Demand for distillate fuel has received certain temporary support; however, stocks continue to be high, whereas output is expected to be higher in the months to come. Unseasonably warm weather in Northern hemisphere because of El Niño events and a severe decline in industrial demand world-wide posed as solid headwinds for distillate demand in 2015 and in the beginning of this year.
Distillate consumption in the OECD nations in the last quarter of 2015 fell 180 kb/d, whereas it declined 610 kb/d y/y in the first quarter of 2016. Meanwhile, consumption in China fell 180 kb/d in Q1 2016. The El Niño effect on distillate reversed in the second quarter and supported prices. There was a slight stability in industrial activity, whereas demand was stimulated due to farm irrigation requirements and diesel use for power generation as drought affected areas in Asia and South America switched to hydropower as alternatives.
However, this factor is likely to wane in the months to come as monsoon season gets underway. Moreover, distillate stocks in several regions continue to be above normal levels in spite of the rebound in demand. This poses a threat to diesel cracks as refineries increase in the next two months.
Stocks of gasoline have also increased; however, risen demand from summer should be able to support cracks at these levels. Meanwhile, gasoline market has continued to witness robust demand growth as oil complex declined and benefited from warmer northern hemisphere weather.
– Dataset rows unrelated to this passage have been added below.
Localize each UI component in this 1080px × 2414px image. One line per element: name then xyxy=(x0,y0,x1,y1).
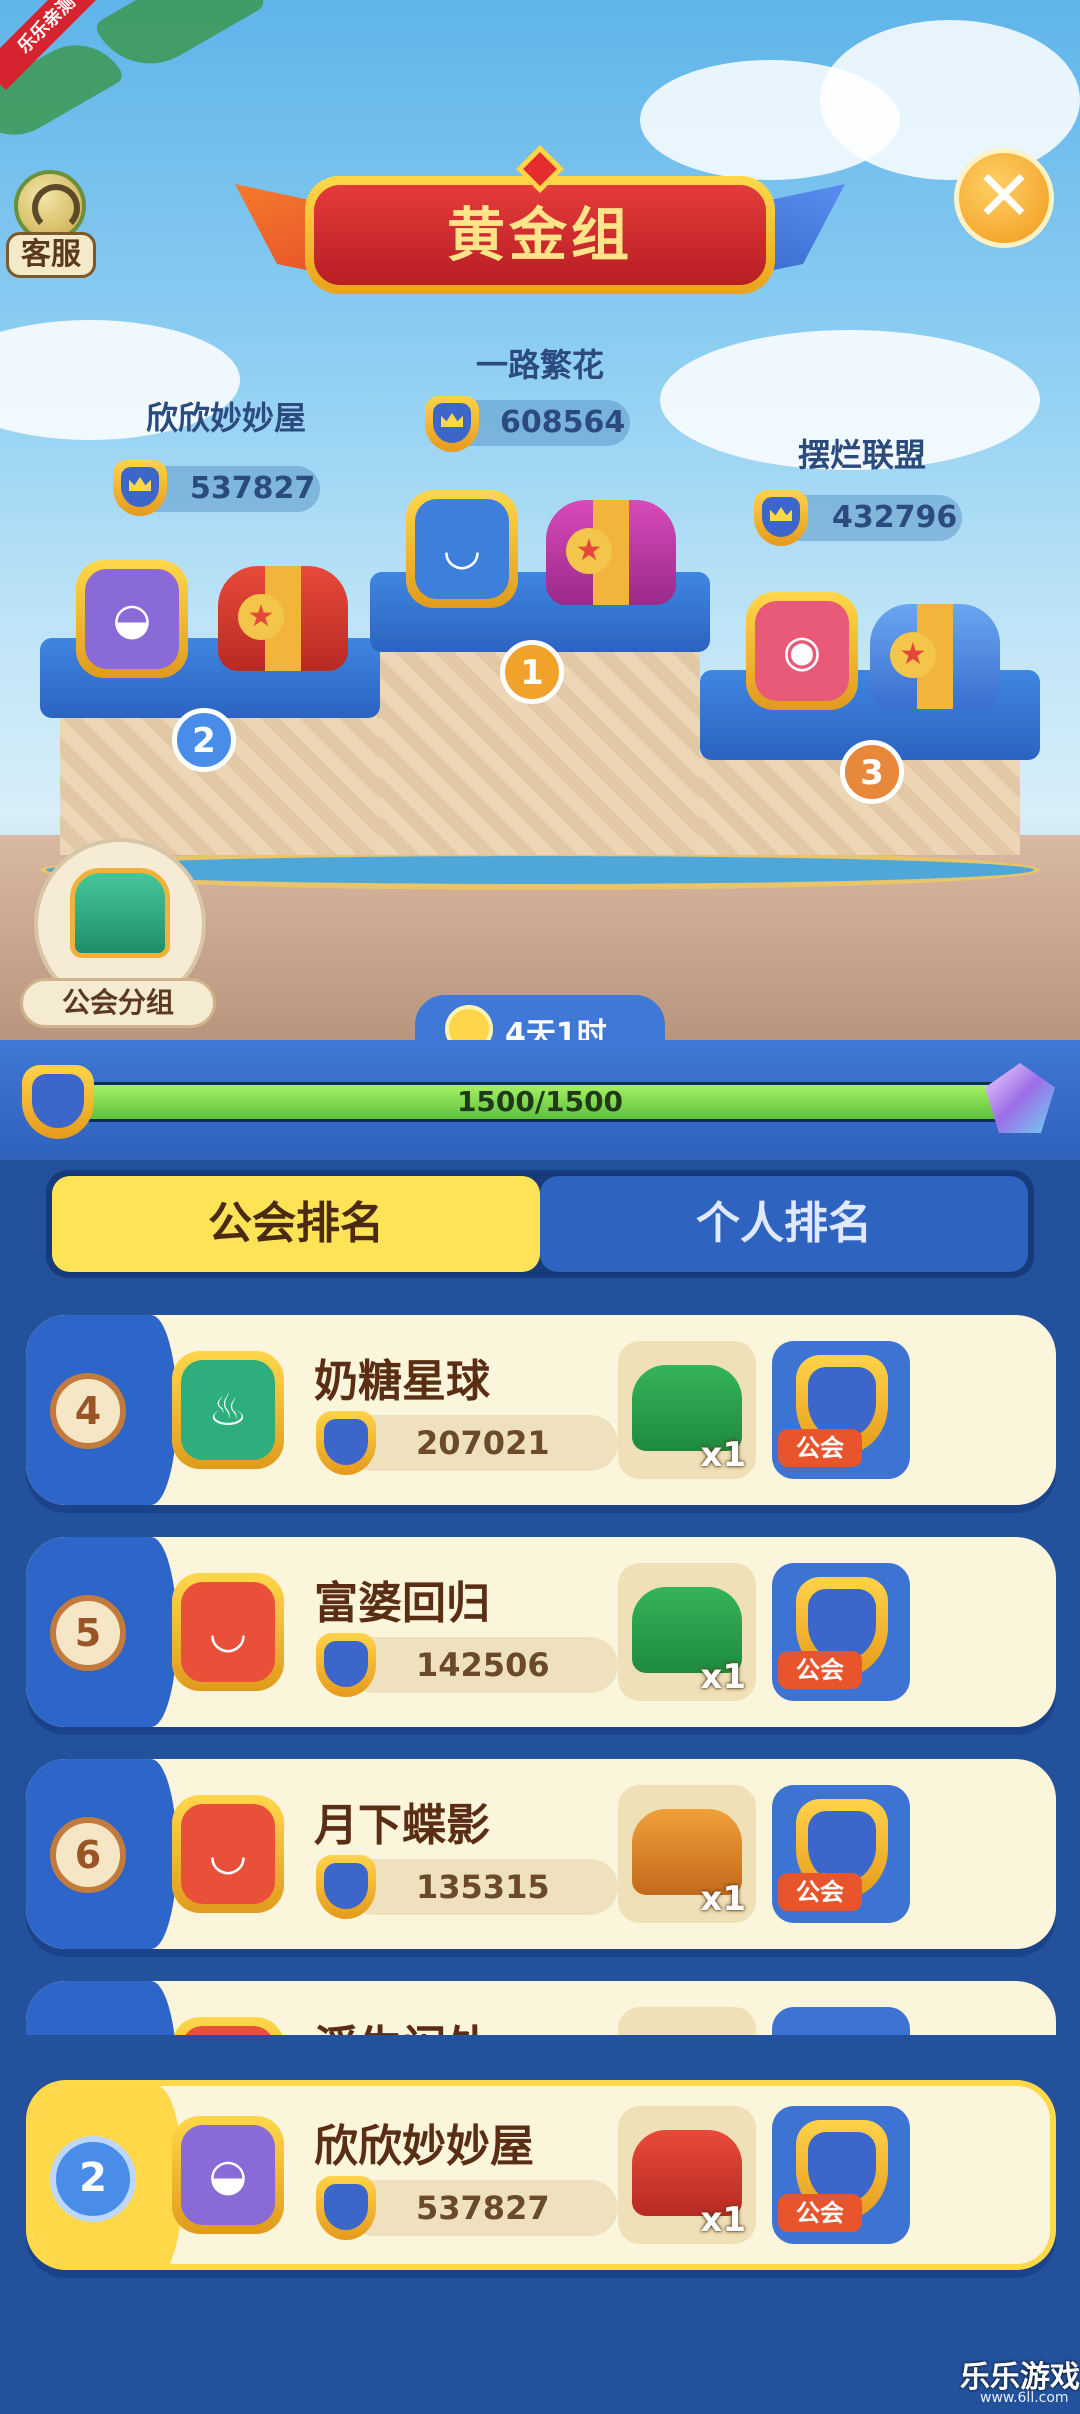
guild-name: 奶糖星球 xyxy=(314,1356,490,1407)
reward-chest[interactable] xyxy=(618,2007,756,2035)
podium-3-guild-badge[interactable]: ◉ xyxy=(746,592,858,710)
guild-shield-icon xyxy=(113,460,167,516)
bottom-area xyxy=(0,2290,1080,2414)
rank-strip xyxy=(26,1981,177,2035)
guild-shield-icon xyxy=(22,1065,94,1139)
guild-name: 富婆回归 xyxy=(314,1578,490,1629)
guild-reward[interactable]: 公会 xyxy=(772,1785,910,1923)
guild-tag: 公会 xyxy=(778,2194,862,2232)
podium-3-name: 摆烂联盟 xyxy=(797,436,926,474)
guild-badge: ◡ xyxy=(172,1795,284,1913)
guild-score: 207021 xyxy=(346,1415,618,1471)
guild-shield-icon xyxy=(316,2176,376,2240)
guild-group-button[interactable]: 公会分组 xyxy=(20,838,220,1038)
customer-service-label: 客服 xyxy=(6,232,96,278)
guild-badge xyxy=(172,2017,284,2035)
reward-chest[interactable]: x1 xyxy=(618,1785,756,1923)
teapot-icon: ♨ xyxy=(181,1360,275,1460)
guild-badge: ◡ xyxy=(172,1573,284,1691)
dumpling-icon: ◒ xyxy=(85,569,179,669)
title-plate: 黄金组 xyxy=(305,176,775,294)
reward-chest[interactable]: x1 xyxy=(618,1563,756,1701)
ranking-tabs: 公会排名 个人排名 xyxy=(46,1170,1034,1278)
guild-shield-icon xyxy=(425,396,479,452)
guild-name: 欣欣妙妙屋 xyxy=(314,2121,534,2172)
dumpling-icon: ◒ xyxy=(181,2125,275,2225)
ranking-list[interactable]: 4 ♨ 奶糖星球 207021 x1 公会 5 ◡ 富婆回归 142506 x1… xyxy=(0,1295,1080,2035)
customer-service-button[interactable]: 客服 xyxy=(6,170,96,290)
noodle-bowl-icon: ◡ xyxy=(181,1582,275,1682)
my-rank-medal: 2 xyxy=(50,2136,136,2222)
rank-number: 6 xyxy=(50,1817,126,1893)
guild-shield-icon xyxy=(316,1855,376,1919)
guild-shield-icon xyxy=(754,490,808,546)
reward-quantity: x1 xyxy=(700,2200,746,2240)
group-title: 黄金组 xyxy=(314,185,766,285)
reward-quantity: x1 xyxy=(700,1657,746,1697)
guild-tag: 公会 xyxy=(778,1873,862,1911)
guild-name: 月下蝶影 xyxy=(314,1800,490,1851)
tab-guild-ranking[interactable]: 公会排名 xyxy=(52,1176,540,1272)
group-title-banner: 黄金组 xyxy=(235,144,845,305)
podium-3-chest-icon xyxy=(870,604,1000,709)
chest-icon xyxy=(70,868,170,958)
podium-1-chest-icon xyxy=(546,500,676,605)
podium-2-chest-icon xyxy=(218,566,348,671)
guild-name: 浮生闲处 xyxy=(314,2011,490,2035)
bowl-icon: ◡ xyxy=(415,499,509,599)
rank-number: 5 xyxy=(50,1595,126,1671)
ranking-row[interactable]: 浮生闲处 xyxy=(26,1981,1056,2035)
rank-3-medal: 3 xyxy=(840,740,904,804)
guild-badge: ♨ xyxy=(172,1351,284,1469)
guild-reward[interactable]: 公会 xyxy=(772,1341,910,1479)
reward-quantity: x1 xyxy=(700,1879,746,1919)
podium-1-guild-badge[interactable]: ◡ xyxy=(406,490,518,608)
guild-score: 537827 xyxy=(346,2180,618,2236)
guild-reward[interactable]: 公会 xyxy=(772,1563,910,1701)
close-button[interactable]: ✕ xyxy=(954,148,1054,248)
bun-icon: ◉ xyxy=(755,601,849,701)
watermark-url: www.6ll.com xyxy=(980,2390,1069,2406)
reward-chest[interactable]: x1 xyxy=(618,1341,756,1479)
guild-group-label: 公会分组 xyxy=(20,978,216,1028)
cloud xyxy=(820,20,1080,180)
ranking-row[interactable]: 4 ♨ 奶糖星球 207021 x1 公会 xyxy=(26,1315,1056,1505)
guild-shield-icon xyxy=(316,1633,376,1697)
ranking-row[interactable]: 6 ◡ 月下蝶影 135315 x1 公会 xyxy=(26,1759,1056,1949)
guild-score: 135315 xyxy=(346,1859,618,1915)
podium-1-name: 一路繁花 xyxy=(475,346,604,384)
ranking-row[interactable]: 5 ◡ 富婆回归 142506 x1 公会 xyxy=(26,1537,1056,1727)
noodle-bowl-icon: ◡ xyxy=(181,1804,275,1904)
my-guild-row[interactable]: 2 ◒ 欣欣妙妙屋 537827 x1 公会 xyxy=(26,2080,1056,2270)
rank-1-medal: 1 xyxy=(500,640,564,704)
guild-tag: 公会 xyxy=(778,1429,862,1467)
podium-2-guild-badge[interactable]: ◒ xyxy=(76,560,188,678)
tab-personal-ranking[interactable]: 个人排名 xyxy=(540,1176,1028,1272)
rank-2-medal: 2 xyxy=(172,708,236,772)
reward-quantity: x1 xyxy=(700,1435,746,1475)
guild-reward[interactable]: 公会 xyxy=(772,2106,910,2244)
guild-tag: 公会 xyxy=(778,1651,862,1689)
guild-score: 142506 xyxy=(346,1637,618,1693)
guild-reward[interactable] xyxy=(772,2007,910,2035)
guild-icon xyxy=(181,2026,275,2035)
guild-shield-icon xyxy=(316,1411,376,1475)
podium-2-name: 欣欣妙妙屋 xyxy=(145,399,306,437)
progress-text: 1500/1500 xyxy=(456,1085,624,1118)
reward-chest[interactable]: x1 xyxy=(618,2106,756,2244)
rank-number: 4 xyxy=(50,1373,126,1449)
guild-badge: ◒ xyxy=(172,2116,284,2234)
In Q4 2015, gasoline demand in the OCED continued to be strong, rising 170kb/d, while it rose 370kb/d in the first quarter of 2016. Solid demand pushed gasoline cracks above diesel in the winter months.
“Most positive factors for gasoline were already priced into gasoline cracks heading into summer, so upside likely remains limited, but we expect them to outperform diesel cracks over the near term,” said Barclays in a research report.